Perencanaan sebagai proses berarti bahwa perencanaan tidak hanya terfokus pada akhir proses itu sendiri, tetapi pada keseluruhan proses kegiatan pengkajian yang dimulai dari apa yang diharapkan atau diinginkan sampai terwujudnya harapan dan keinginan tersebut. Perencanaan tidak sekedar suatu proses menterjemahkan berbagai pemikiran, keinginan, harapan dan cita-cita manusia kedalam bentuk arahan bagaimana mewujudkannya, tetapi bahkan termasuk proses tindakan melaksanakan arahan tersebut dalam kenyataan yang sesungguhnya, seperti yang tertuang didalam pengertian-pengertian perencanaan berikut ini:
Planning is process of human forethought and action based upon that thought (Chadwick, 1971).

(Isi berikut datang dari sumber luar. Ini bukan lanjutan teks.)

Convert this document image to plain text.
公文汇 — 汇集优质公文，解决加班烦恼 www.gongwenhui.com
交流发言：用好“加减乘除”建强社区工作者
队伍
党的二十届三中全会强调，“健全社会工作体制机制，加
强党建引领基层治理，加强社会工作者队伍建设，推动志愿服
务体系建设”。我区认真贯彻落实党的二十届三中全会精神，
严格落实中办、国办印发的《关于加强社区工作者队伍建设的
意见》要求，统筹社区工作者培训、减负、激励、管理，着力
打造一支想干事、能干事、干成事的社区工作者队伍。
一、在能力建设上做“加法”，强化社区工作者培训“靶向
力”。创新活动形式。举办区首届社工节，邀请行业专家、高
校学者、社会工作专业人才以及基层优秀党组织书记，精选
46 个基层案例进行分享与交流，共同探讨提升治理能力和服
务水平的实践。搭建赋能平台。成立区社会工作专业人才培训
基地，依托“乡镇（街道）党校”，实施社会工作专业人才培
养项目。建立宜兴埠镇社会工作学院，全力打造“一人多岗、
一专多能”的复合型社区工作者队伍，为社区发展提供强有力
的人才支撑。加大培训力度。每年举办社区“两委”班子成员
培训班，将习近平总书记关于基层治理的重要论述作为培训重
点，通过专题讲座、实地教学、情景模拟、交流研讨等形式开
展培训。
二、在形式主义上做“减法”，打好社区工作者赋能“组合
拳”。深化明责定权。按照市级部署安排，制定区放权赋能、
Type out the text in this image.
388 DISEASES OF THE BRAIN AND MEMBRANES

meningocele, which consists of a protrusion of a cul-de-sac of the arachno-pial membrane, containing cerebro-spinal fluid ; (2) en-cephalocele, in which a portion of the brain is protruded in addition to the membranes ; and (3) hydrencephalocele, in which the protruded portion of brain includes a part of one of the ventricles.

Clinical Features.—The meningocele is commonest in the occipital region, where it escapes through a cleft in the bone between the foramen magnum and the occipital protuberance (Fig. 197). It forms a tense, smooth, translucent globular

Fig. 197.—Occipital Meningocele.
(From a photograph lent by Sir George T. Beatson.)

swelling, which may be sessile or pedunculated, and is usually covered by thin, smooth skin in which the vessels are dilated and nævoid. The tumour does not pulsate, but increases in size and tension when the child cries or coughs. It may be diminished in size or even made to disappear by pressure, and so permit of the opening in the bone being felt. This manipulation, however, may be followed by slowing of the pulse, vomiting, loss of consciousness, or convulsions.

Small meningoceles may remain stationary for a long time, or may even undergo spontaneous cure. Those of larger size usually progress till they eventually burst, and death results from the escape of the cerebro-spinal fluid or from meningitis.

Planning is the process of preparing a set of decisions for action in the future, directed at achieving goals by preferable means (Dror, 1973).
Planning is a thoroughly rhetorical activity (Throgmorton, 1993).
Planning is simply another of our many processes for converting history into current activity... (Forrester 1975: 167).
Planning is now viewed as a process (still largely undefined) and the master plan is a flexible guide to public policy (Bolan 1967: 234).
Proses itu sendiri berarti suatu kegiatan yang berlangsung dalam tahapan-tahapan tertentu, baik yang tertata secara sistematis maupun yang berlangsung secara alamiah. Dengan demikian, persepsi perencanaan sebagai proses menunjukkan bahwa perencanaan harus dilihat sebagai sebuah rangkaian kegiatan yang ditata secara sistematis, untuk mendapai tujuan tertentu.